Mauritius: Travel Guide
“Mark Twain said it all: ‘Mauritius was made first, and then heaven; and that heaven was copied after Mauritius.’”
The island nation is petite in size, only spanning 38 by 29 miles, but the charm it possesses is nothing but small. Instantly captivating at first glance, Mauritius has a lot to offer with its Caribbean-like features. It is surrounded by 330 km long of pristine white beaches, all with different appeals. The coasts in the south, west and east are beautiful with their powdery white sand and sparkling blue water, while in the north, the bays are shallow enough for visitors to be able to play watersports like wind and kite-surfing.

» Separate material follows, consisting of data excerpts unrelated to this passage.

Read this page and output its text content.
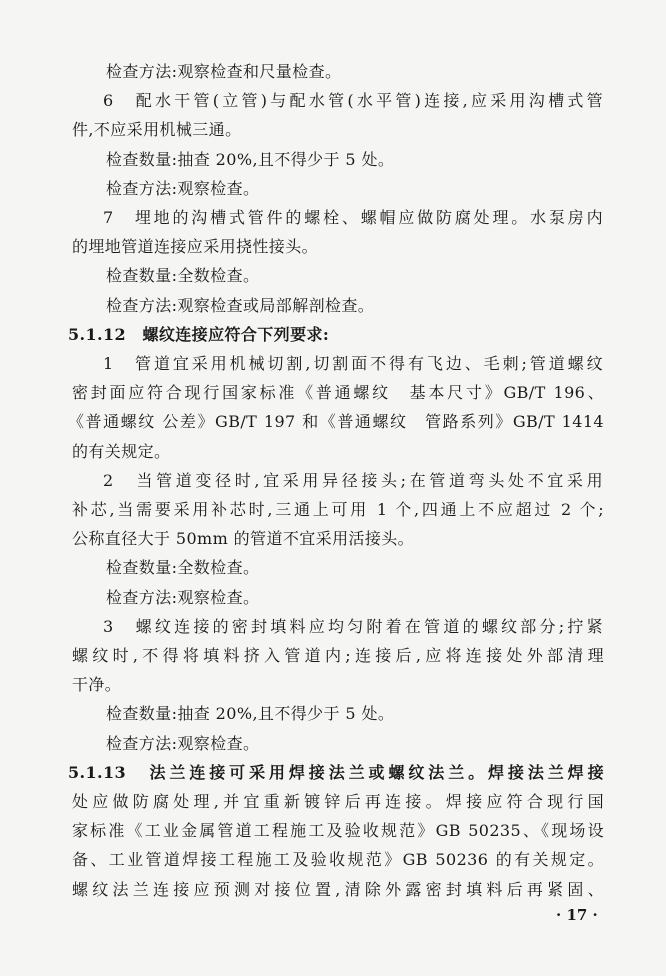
检查方法:观察检查和尺量检查。
6　配水干管(立管)与配水管(水平管)连接,应采用沟槽式管
件,不应采用机械三通。
检查数量:抽查 20%,且不得少于 5 处。
检查方法:观察检查。
7　埋地的沟槽式管件的螺栓、螺帽应做防腐处理。水泵房内
的埋地管道连接应采用挠性接头。
检查数量:全数检查。
检查方法:观察检查或局部解剖检查。
5.1.12　螺纹连接应符合下列要求:
1　管道宜采用机械切割,切割面不得有飞边、毛刺;管道螺纹
密封面应符合现行国家标准《普通螺纹　基本尺寸》GB/T 196、
《普通螺纹 公差》GB/T 197 和《普通螺纹　管路系列》GB/T 1414
的有关规定。
2　当管道变径时,宜采用异径接头;在管道弯头处不宜采用
补芯,当需要采用补芯时,三通上可用 1 个,四通上不应超过 2 个;
公称直径大于 50mm 的管道不宜采用活接头。
检查数量:全数检查。
检查方法:观察检查。
3　螺纹连接的密封填料应均匀附着在管道的螺纹部分;拧紧
螺纹时,不得将填料挤入管道内;连接后,应将连接处外部清理
干净。
检查数量:抽查 20%,且不得少于 5 处。
检查方法:观察检查。
5.1.13　法兰连接可采用焊接法兰或螺纹法兰。焊接法兰焊接
处应做防腐处理,并宜重新镀锌后再连接。焊接应符合现行国
家标准《工业金属管道工程施工及验收规范》GB 50235、《现场设
备、工业管道焊接工程施工及验收规范》GB 50236 的有关规定。
螺纹法兰连接应预测对接位置,清除外露密封填料后再紧固、
· 17 ·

First up to be explored; the beaches. Mauritius’s most recognized beaches are Trox aux Biches, Belle Mare Plage, Ile aux Cerfs, Pereybere, Flic en Flac, Blue Bay Beach, Mont Choisy, Le Morne, La Cuvette and La Cambuse. Trox Aux Biches has calm waters great for swimming and snorkeling, while Belle Mare Plage looks best at dawn for a morning dip. Ile aux Cerfs is the place to be for water-based activities, Pereybere is perfect to play in the water with your kids, and lastly, Flic en Flac as your go-to for a multi-colored sunset swim.
Aside from the seashore, Mauritius also has a great variety of other natural attractions, from its rainforests to the magical sand dunes. One must simply visit Black River Gorges National Park, a vast landmass with dense botanical growth and lush greenery so beautiful it looks like a painting that comes to life. Don’t forget to stop by Chamarel Waterfall for yet another best view you could possibly have seen in life, also ideal for simply taking a breather and quick meditation for a more peaceful and calmer self. Nearby is the world famous Seven Colored Earth, a natural phenomenon that is a small area of sand dunes with seven different colors; red, brown, violet, green, blue purple and yellow.
Finished with exploring Mother Nature, the town life is calling with its equally enchanting allure. Port Louis, the capital of the island is quite modern with bustling port activities and highly active market. It flawlessly blends the contemporary and traditional side of Mauritius into one delightful town to visit. Caudan Waterfront is where you go to shop the latest in fashion, local crafts and see hundreds of live entertainment. It is also best to visit the country’s museums and historical sites that are located in Port Louis while you’re at it, like Blue Penny Museum, Jumaah Mosque and Sir Seewoosagur Botanical Garden.
Although Mauritius is considered tropical and can be visited all year round, the island is still affected by the Southeast trade winds that make up two seasons; winter (the months of May to November, warm and dry) and summer (November to May, hot and humid). Even so, the weather temperatures between the two seasons are not that different.